Mientras tanto, la enfermedad seguía su progresión condenándolo a la silla de ruedas. Extrañamente, al margen de la parálisis, su estado físico general era bueno y su vida no corría peligro, pero fue perdiendo movilidad hasta que sólo le quedaron sanos los músculos de los dedos de las manos. Cada vez que Hawking se daba cuenta de un nuevo avance de su parálisis, se decía con firmeza: «¡Quejarse es una pérdida de tiempo!». Con el transcurso de los años, Stephen Hawking ha seguido investigando, acumulando premios y reconocimientos. Ha publicado un libro, Breve historia del tiempo, que ha vendido más de diez millones de copias en todo el mundo. Pero para muchos, lo más valioso de este hombre de sólo cincuenta kilos de peso encasquetado en una enorme silla de ruedas, es su positividad, su mensaje sobre la felicidad.

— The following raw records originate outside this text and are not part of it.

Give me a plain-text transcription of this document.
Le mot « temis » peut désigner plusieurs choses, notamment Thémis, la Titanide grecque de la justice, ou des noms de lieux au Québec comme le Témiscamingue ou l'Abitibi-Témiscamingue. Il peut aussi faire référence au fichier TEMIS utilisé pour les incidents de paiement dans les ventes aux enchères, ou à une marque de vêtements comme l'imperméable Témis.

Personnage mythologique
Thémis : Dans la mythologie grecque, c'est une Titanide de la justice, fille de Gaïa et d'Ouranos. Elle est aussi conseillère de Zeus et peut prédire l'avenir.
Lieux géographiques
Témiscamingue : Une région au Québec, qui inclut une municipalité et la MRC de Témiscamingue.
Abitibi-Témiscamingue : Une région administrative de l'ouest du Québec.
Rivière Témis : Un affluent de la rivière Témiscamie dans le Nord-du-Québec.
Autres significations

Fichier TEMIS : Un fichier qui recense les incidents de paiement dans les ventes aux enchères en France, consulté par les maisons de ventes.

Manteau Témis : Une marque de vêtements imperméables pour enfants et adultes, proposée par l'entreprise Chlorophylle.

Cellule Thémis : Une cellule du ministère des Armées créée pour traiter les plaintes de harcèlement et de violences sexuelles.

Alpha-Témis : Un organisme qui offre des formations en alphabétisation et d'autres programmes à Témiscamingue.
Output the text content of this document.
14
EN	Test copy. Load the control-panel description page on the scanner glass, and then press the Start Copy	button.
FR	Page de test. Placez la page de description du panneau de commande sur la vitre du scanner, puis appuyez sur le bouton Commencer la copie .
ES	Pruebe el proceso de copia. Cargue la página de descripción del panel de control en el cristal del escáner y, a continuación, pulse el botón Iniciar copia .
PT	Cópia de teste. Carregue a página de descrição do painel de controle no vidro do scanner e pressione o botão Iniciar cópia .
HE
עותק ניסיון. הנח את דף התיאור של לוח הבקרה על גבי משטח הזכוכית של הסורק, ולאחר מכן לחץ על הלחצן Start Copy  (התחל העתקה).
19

En el verano de 2009, Hawking acudió a Santiago de Compostela a recoger un premio por su trayectoria científica. A continuación, transcribo un pequeño fragmento de una entrevista que le hicieron, en aquellos días, para La Vanguardia: En 1963 le diagnosticaron esclerosis lateral amiotrófica. A pesar de ello, usted ha seguido con una brillante carrera como investigador. ¿Cuál es el truco? No tengo nada positivo que decir acerca de la enfermedad motora que padezco, pero sí que me enseñó a no compadecerme, porque hay otros peor que yo, y porque yo pude seguir con lo que quería hacer. Quejarme sería inútil y una pérdida de tiempo.
Es verdad, además, que ahora soy más feliz que antes de desarrollar este mal. Yo le diría a toda la gente que lo está pasando mal que hay salida de cualquier agujero negro… porque no hay peor agujero que éste en el que yo vivo. Mis expectativas fueron reducidas a cero cuando tenía 21 años. Los médicos me diagnosticaron una enfermedad que, en la mayoría de los casos, concluye con el fallecimiento del paciente. En concreto, me dijeron que no acabaría con vida mi doctorado y desde entonces, todo me parece un extra. Aquél fue mi período oscuro, sufrí una depresión, me preguntaba por qué me tenía que pasar esto a mí, pero finalmente decidí seguir viviendo y luchar. Conocí a mi primera esposa, tuve hijos y acabé mi doctorado con un trabajo que sentó las bases matemáticas del Big Bang. Pasé de sentirme lo más bajo a ser un héroe. Y hasta el día de hoy, Stephen Hawking sigue sintiéndose un héroe de su propia vida. En ocasiones, sufrimos porque no tenemos pareja, hijos, un trabajo seguro, no somos tan guapos o listos como quisiéramos… y, entonces, en mi consulta leemos esta entrevista y nos preguntamos: «¿Qué nos diría Hawking si te tuviese delante ahora mismo?, ¿qué te diría acerca de los hándicaps de los que te quejas?»
En este capítulo hemos aprendido que:
1. Incluso estando paralizado podríamos tener una vida emocionante. 2. Se trata de «no quejarse» y fijarse en lo que sí podemos hacer. 3. Si me pregunto: «¿Que me dirían Hawking o Reeve de mis quejas?» obtendré una buena corrección a mis terribilizaciones.